In after days, when Horatia had made the acquaintance of that singularly sane and demure child, she wondered how madness and he could be mentioned in the same breath. Now she was not even quite sure who Claude-Edmond was, and dared not ask. But the Marquis' melancholy mouth was explained.
"It was no fault on Emmanuel's part, I will say that for him," resumed Madame de la Roche-Guyon. "He was almost too model a husband; I trust Armand will make one half as good—but you must not expect too much of him, ma fille."
How little she knew Armand! But it was more politic not to show indignation, and Horatia only murmured that she would remember.

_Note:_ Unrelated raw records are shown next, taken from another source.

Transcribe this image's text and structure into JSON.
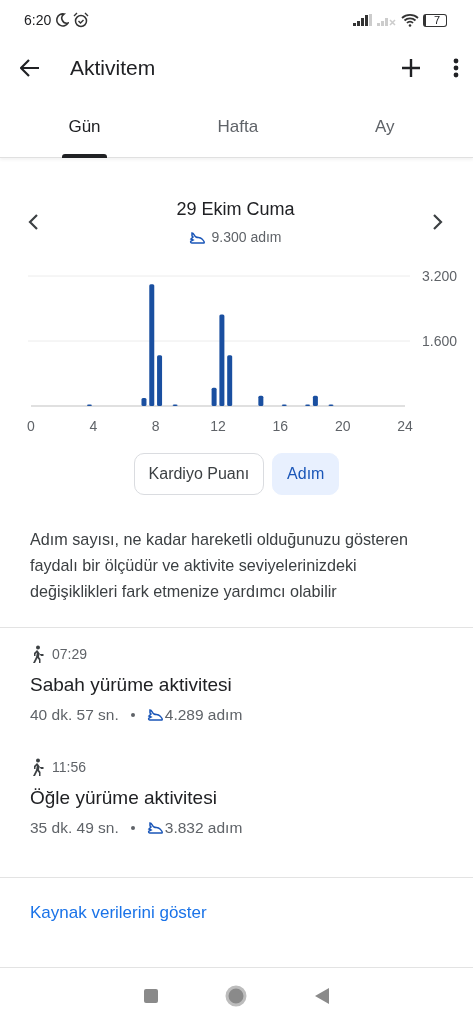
{
  "status_bar": {
    "time": "6:20",
    "battery": "7"
  },
  "app_bar": {
    "title": "Aktivitem"
  },
  "tabs": [
    {
      "label": "Gün",
      "selected": true
    },
    {
      "label": "Hafta",
      "selected": false
    },
    {
      "label": "Ay",
      "selected": false
    }
  ],
  "day": {
    "date": "29 Ekim Cuma",
    "steps": "9.300 adım"
  },
  "chart_data": {
    "type": "bar",
    "x": [
      3.75,
      7.25,
      7.75,
      8.25,
      9.25,
      11.75,
      12.25,
      12.75,
      14.75,
      16.25,
      17.75,
      18.25,
      19.25
    ],
    "values": [
      0,
      200,
      3000,
      1250,
      0,
      450,
      2250,
      1250,
      250,
      0,
      0,
      250,
      0
    ],
    "xlim": [
      0,
      24
    ],
    "ylim": [
      0,
      3200
    ],
    "xticks": [
      0,
      4,
      8,
      12,
      16,
      20,
      24
    ],
    "yticks": [
      {
        "value": 1600,
        "label": "1.600"
      },
      {
        "value": 3200,
        "label": "3.200"
      }
    ]
  },
  "metric_toggle": [
    {
      "label": "Kardiyo Puanı",
      "selected": false
    },
    {
      "label": "Adım",
      "selected": true
    }
  ],
  "description": "Adım sayısı, ne kadar hareketli olduğunuzu gösteren faydalı bir ölçüdür ve aktivite seviyelerinizdeki değişiklikleri fark etmenize yardımcı olabilir",
  "activities": [
    {
      "time": "07:29",
      "title": "Sabah yürüme aktivitesi",
      "duration": "40 dk. 57 sn.",
      "steps": "4.289 adım"
    },
    {
      "time": "11:56",
      "title": "Öğle yürüme aktivitesi",
      "duration": "35 dk. 49 sn.",
      "steps": "3.832 adım"
    }
  ],
  "source_link": "Kaynak verilerini göster"
}
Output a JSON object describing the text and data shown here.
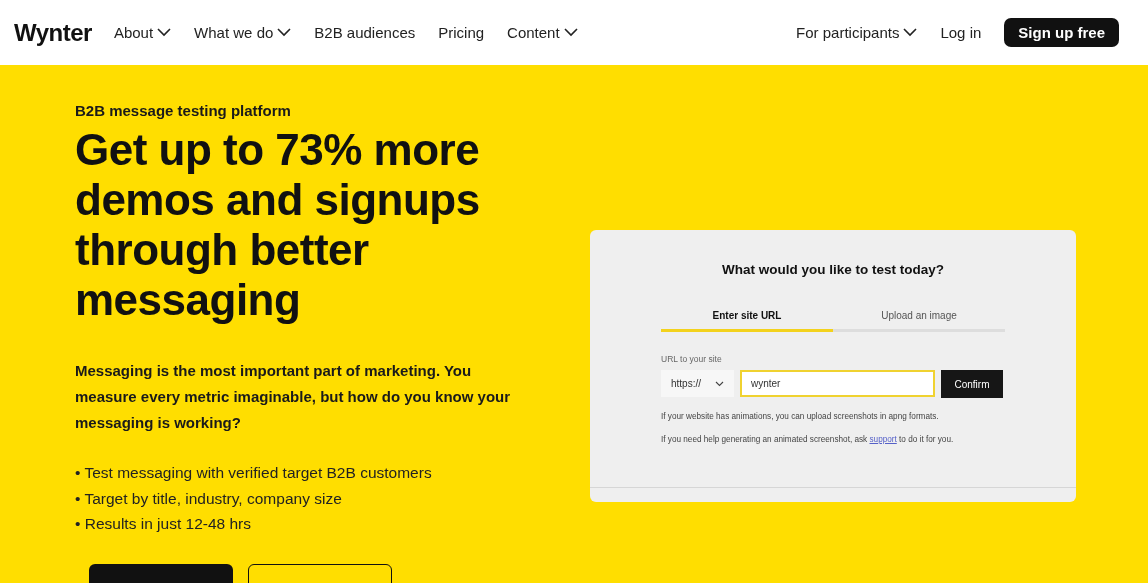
{
  "nav": {
    "logo": "Wynter",
    "items": [
      {
        "label": "About",
        "dropdown": true
      },
      {
        "label": "What we do",
        "dropdown": true
      },
      {
        "label": "B2B audiences",
        "dropdown": false
      },
      {
        "label": "Pricing",
        "dropdown": false
      },
      {
        "label": "Content",
        "dropdown": true
      }
    ],
    "right_items": [
      {
        "label": "For participants",
        "dropdown": true
      },
      {
        "label": "Log in",
        "dropdown": false
      }
    ],
    "cta": "Sign up free"
  },
  "hero": {
    "eyebrow": "B2B message testing platform",
    "headline": "Get up to 73% more demos and signups through better messaging",
    "lead": "Messaging is the most important part of marketing. You measure every metric imaginable, but how do you know your messaging is working?",
    "bullets": [
      "• Test messaging with verified target B2B customers",
      "• Target by title, industry, company size",
      "• Results in just 12-48 hrs"
    ],
    "buttons": [
      {
        "kind": "primary"
      },
      {
        "kind": "outline"
      }
    ]
  },
  "card": {
    "title": "What would you like to test today?",
    "tabs": [
      {
        "label": "Enter site URL",
        "selected": true
      },
      {
        "label": "Upload an image",
        "selected": false
      }
    ],
    "field_label": "URL to your site",
    "protocol": "https://",
    "url_value": "wynter",
    "confirm": "Confirm",
    "note": "If your website has animations, you can upload screenshots in apng formats.",
    "help_before": "If you need help generating an animated screenshot, ask",
    "help_link": "support",
    "help_after": "to do it for you."
  }
}
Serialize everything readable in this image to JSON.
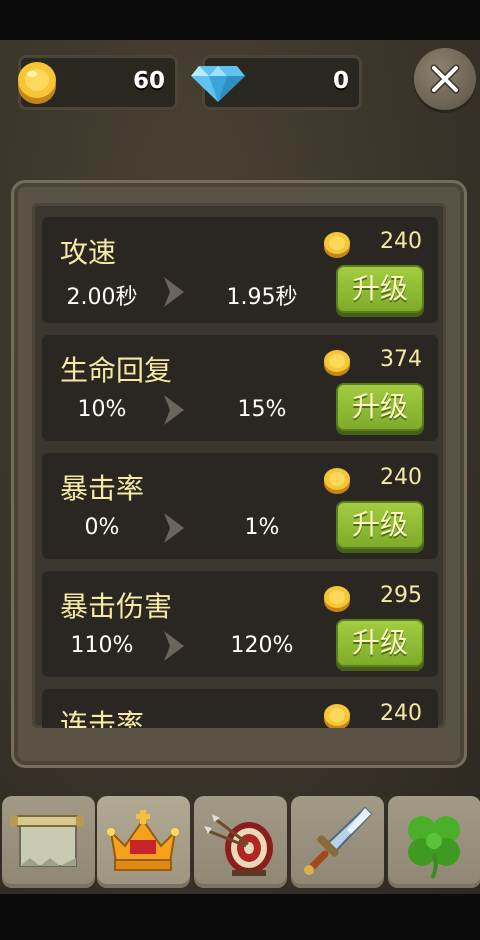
{
  "resources": {
    "coins": "60",
    "gems": "0"
  },
  "icons": {
    "coin": "coin-icon",
    "gem": "diamond-icon",
    "close": "close-icon"
  },
  "upgrades": [
    {
      "title": "攻速",
      "cost": "240",
      "current": "2.00秒",
      "next": "1.95秒",
      "button": "升级"
    },
    {
      "title": "生命回复",
      "cost": "374",
      "current": "10%",
      "next": "15%",
      "button": "升级"
    },
    {
      "title": "暴击率",
      "cost": "240",
      "current": "0%",
      "next": "1%",
      "button": "升级"
    },
    {
      "title": "暴击伤害",
      "cost": "295",
      "current": "110%",
      "next": "120%",
      "button": "升级"
    },
    {
      "title": "连击率",
      "cost": "240"
    }
  ],
  "tabs": [
    "scroll-icon",
    "crown-icon",
    "archery-target-icon",
    "sword-icon",
    "clover-icon"
  ],
  "colors": {
    "title": "#f6e9a4",
    "button_green": "#8fb833"
  }
}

"That is well," said the old lady. "More ménages are wrecked by that than by anything else in the world." She paused, scanning Horatia, and the girl wondered what further gems of information or of counsel were about to fall from her shrivelled, rose-red lips. Her next remark, however, was the usual question:
"You are not a Catholic, my child?"
"No, Madame," answered Horatia, saying to herself, "Now she will bring out the family Monsignor to convert me."
But the Duchesse did not; she merely said, "Well, it is the best religion to die in; but, meanwhile, there are other things more amusing.... My dear, would you have the goodness to ring the bell for my maid? ... No, I will get it myself. Wait here!" She got out of the chair with no great difficulty, and, hobbling across the floor, disappeared.

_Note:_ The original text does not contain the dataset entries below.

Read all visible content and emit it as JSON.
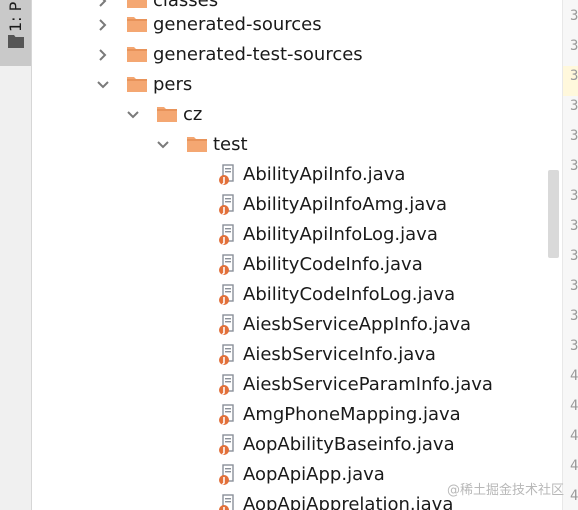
{
  "side_panel": {
    "tab_label": "1: P"
  },
  "tree": {
    "rows": [
      {
        "label": "classes",
        "type": "folder",
        "state": "collapsed"
      },
      {
        "label": "generated-sources",
        "type": "folder",
        "state": "collapsed"
      },
      {
        "label": "generated-test-sources",
        "type": "folder",
        "state": "collapsed"
      },
      {
        "label": "pers",
        "type": "folder",
        "state": "expanded"
      },
      {
        "label": "cz",
        "type": "folder",
        "state": "expanded"
      },
      {
        "label": "test",
        "type": "folder",
        "state": "expanded"
      },
      {
        "label": "AbilityApiInfo.java",
        "type": "java"
      },
      {
        "label": "AbilityApiInfoAmg.java",
        "type": "java"
      },
      {
        "label": "AbilityApiInfoLog.java",
        "type": "java"
      },
      {
        "label": "AbilityCodeInfo.java",
        "type": "java"
      },
      {
        "label": "AbilityCodeInfoLog.java",
        "type": "java"
      },
      {
        "label": "AiesbServiceAppInfo.java",
        "type": "java"
      },
      {
        "label": "AiesbServiceInfo.java",
        "type": "java"
      },
      {
        "label": "AiesbServiceParamInfo.java",
        "type": "java"
      },
      {
        "label": "AmgPhoneMapping.java",
        "type": "java"
      },
      {
        "label": "AopAbilityBaseinfo.java",
        "type": "java"
      },
      {
        "label": "AopApiApp.java",
        "type": "java"
      },
      {
        "label": "AopApiApprelation.java",
        "type": "java"
      }
    ]
  },
  "gutter": {
    "numbers": [
      "3",
      "3",
      "3",
      "3",
      "3",
      "3",
      "3",
      "3",
      "3",
      "3",
      "3",
      "3",
      "4",
      "4",
      "4",
      "4",
      "4"
    ]
  },
  "watermark": "@稀土掘金技术社区",
  "colors": {
    "folder": "#f4a772",
    "folder_dark": "#e8935a",
    "java_badge": "#e2703a",
    "java_page": "#8a9099"
  }
}
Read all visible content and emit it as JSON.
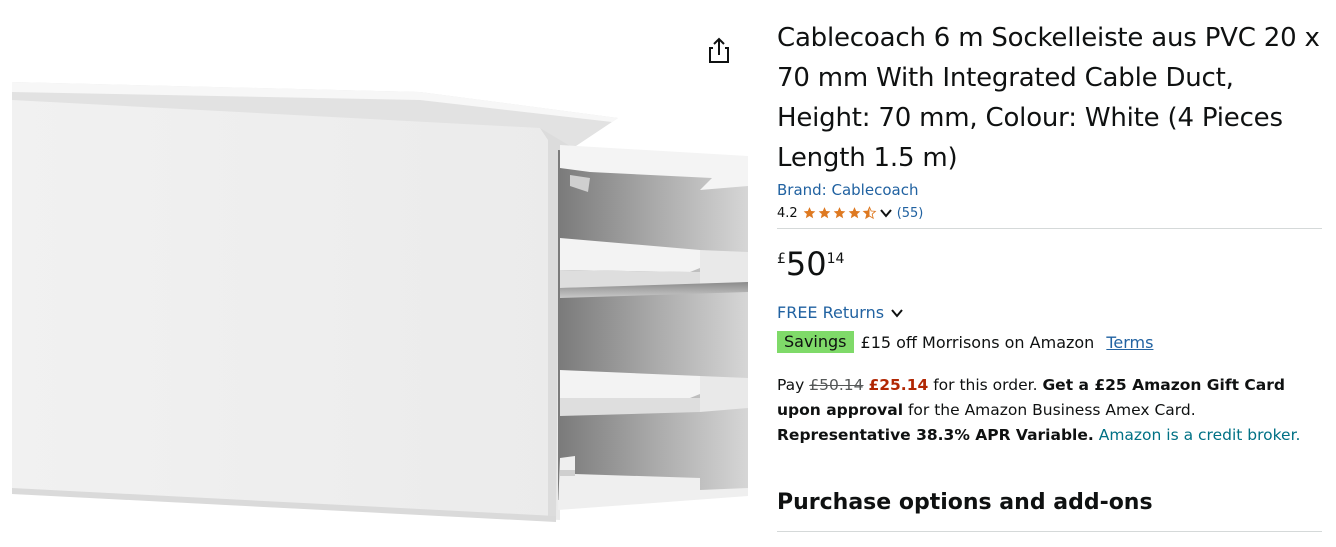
{
  "product": {
    "title": "Cablecoach 6 m Sockelleiste aus PVC 20 x 70 mm With Integrated Cable Duct, Height: 70 mm, Colour: White (4 Pieces Length 1.5 m)",
    "brand": "Brand: Cablecoach",
    "rating": {
      "value": "4.2",
      "stars_out_of_5": 4.2,
      "review_count": "(55)"
    },
    "price": {
      "symbol": "£",
      "whole": "50",
      "fraction": "14"
    },
    "returns_label": "FREE Returns",
    "savings": {
      "badge": "Savings",
      "text": "£15 off Morrisons on Amazon",
      "terms_label": "Terms"
    },
    "promo": {
      "pay_label": "Pay",
      "old_price": "£50.14",
      "new_price": "£25.14",
      "order_text": "for this order.",
      "gift_card_text": "Get a £25 Amazon Gift Card upon approval",
      "card_text": "for the Amazon Business Amex Card.",
      "apr_text": "Representative 38.3% APR Variable.",
      "broker_link": "Amazon is a credit broker."
    },
    "purchase_options_heading": "Purchase options and add-ons"
  },
  "icons": {
    "share": "share-icon",
    "star": "star-icon",
    "chevron": "chevron-down-icon"
  },
  "colors": {
    "link": "#2162A1",
    "star": "#DE7921",
    "savings_badge": "#7FDA69",
    "deal_red": "#B12704",
    "teal_link": "#007185"
  }
}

Now that its chief ornament was removed, Horatia became conscious of many other things in the room; of the little Italian greyhound in a basket near the fire, hitherto hidden by the Duchesse's person; of two very gallant, though scarcely indecent, coloured engravings of the last century in a corner facing her, immediately above a print of one of Rubens' Last Judgments—a singularly edifying conjunction. But the room was so crowded with objects that it was hard to fix the eye on any one in particular, and it took Horatia several visits before she knew that a row of shrouded objects on short stands were Madame de la Roche-Guyon's wigs—for she did not usually appear in her own hair—and that she habitually kept her false teeth, when out of action, in the priceless little box of Limoges enamel, representing the Flight into Egypt, which now caught Horatia's attention on a side table. Her diamonds, on the other hand, were frequently tied up in a soiled handkerchief.